La qualité de la mise en page et de l’impression respecte et magnifie même toutes les imperfections qui sont la marque de fabrique de Mikhaïlov et permet de plonger dans la riche complexité de son œuvre, de revoir ou de découvrir des séries emblématiques comme Red (1968–1975) ou At Dusk (1993). Elle permet aussi d’apprécier pleinement des séries plus récentes de la période postsoviétique, combinant toujours plusieurs médiums, en mode expérimental, telles que Theater of War, Second Act, Time Out (2013–2014), chronique chaotique de la révolution de Maïdan. « Pour moi, écrit le photographe, le sentiment dominant dans cette série est la tension, l’anxiété dans l’air. Peut-être était-ce l’anticipation de la guerre. » La série Parliament (2015–2017) exploite judicieusement, quant à elle, les retransmissions télévisées brouillées des discours de parlementaires, symbolisant « le climat de confusion et de méfiance qui régnait aux premières heures du conflit ukrainien » en 2014. Conçue comme un « journal intime photographique », la série Diary 1965–2022 clôt le livre, telle un bouquet final.
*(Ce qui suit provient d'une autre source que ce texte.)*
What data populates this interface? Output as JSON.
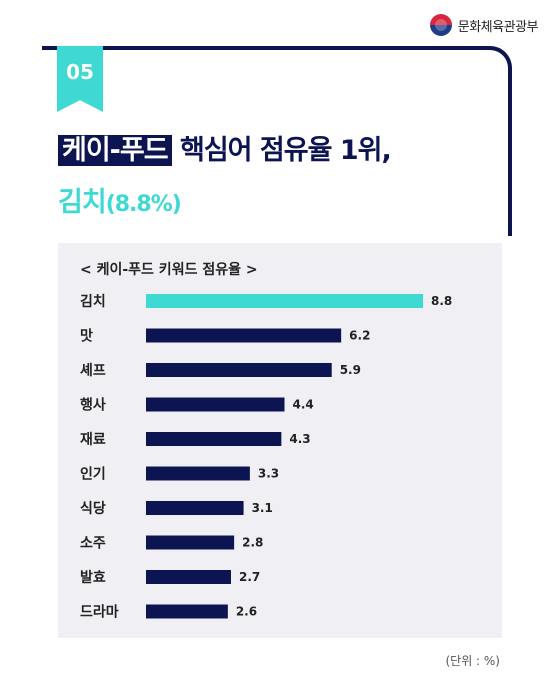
{
  "logo": {
    "text": "문화체육관광부"
  },
  "badge": {
    "number": "05"
  },
  "headline": {
    "highlight": "케이-푸드",
    "rest": "핵심어 점유율 1위,",
    "line2_main": "김치",
    "line2_pct": "(8.8%)"
  },
  "colors": {
    "navy": "#0c1452",
    "accent": "#3fd9d4",
    "panel": "#f0f0f4"
  },
  "chart_data": {
    "type": "bar",
    "orientation": "horizontal",
    "title": "< 케이-푸드 키워드 점유율 >",
    "categories": [
      "김치",
      "맛",
      "셰프",
      "행사",
      "재료",
      "인기",
      "식당",
      "소주",
      "발효",
      "드라마"
    ],
    "values": [
      8.8,
      6.2,
      5.9,
      4.4,
      4.3,
      3.3,
      3.1,
      2.8,
      2.7,
      2.6
    ],
    "value_labels": [
      "8.8",
      "6.2",
      "5.9",
      "4.4",
      "4.3",
      "3.3",
      "3.1",
      "2.8",
      "2.7",
      "2.6"
    ],
    "highlight_index": 0,
    "unit_note": "(단위 : %)"
  }
}
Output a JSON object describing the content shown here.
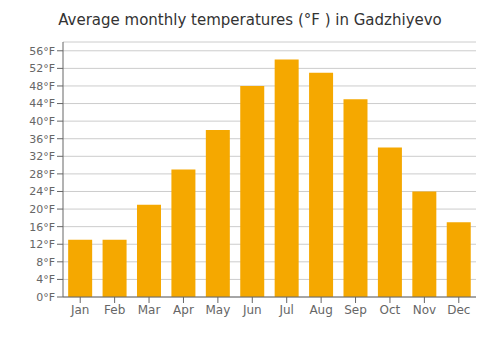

Toujours éclairants, les mots du photographe qui introduisent chaque série permettent d’appréhender encore mieux son univers. À noter qu’un livret contenant la traduction des notes manuscrites dans les séries Viscidity (1982) et Unfinished Dissertation (1984–1985), ainsi que des essais de Simon Baker, Laurie Hurwitz (commissaire de l’exposition) et de l’artiste Leigh Ledare (ami des Mikhaïlov) complète le livre principal.

1 Expression empruntée au titre du livre d’Alisa Lozhkina, Une révolution permanente : l’art ukrainien contemporain et ses racines, 1880–2020, Paris, Nouvelles éditions Place (L’art à l’écrit), 2020.
2 Kharkiv abrite depuis les années 1970 un mouvement photographique de grande ampleur, appelé École de Kharkiv, dont Boris Mikhaïlov est l’un des fers de lance.
3 Pour le compte rendu : cielvariable.ca/boris-mikhailov-journal-ukrainien-erika-nimis/

Photographe, historienne et éditrice, spécialiste de l’histoire de la photographie en Afrique de l’Ouest, Érika Nimis est chercheuse affiliée au Département d’histoire de l’art de l’UQAM. En 2020, elle a entamé un projet photographique sur l’Ukraine, d’où est originaire sa grand-mère paternelle.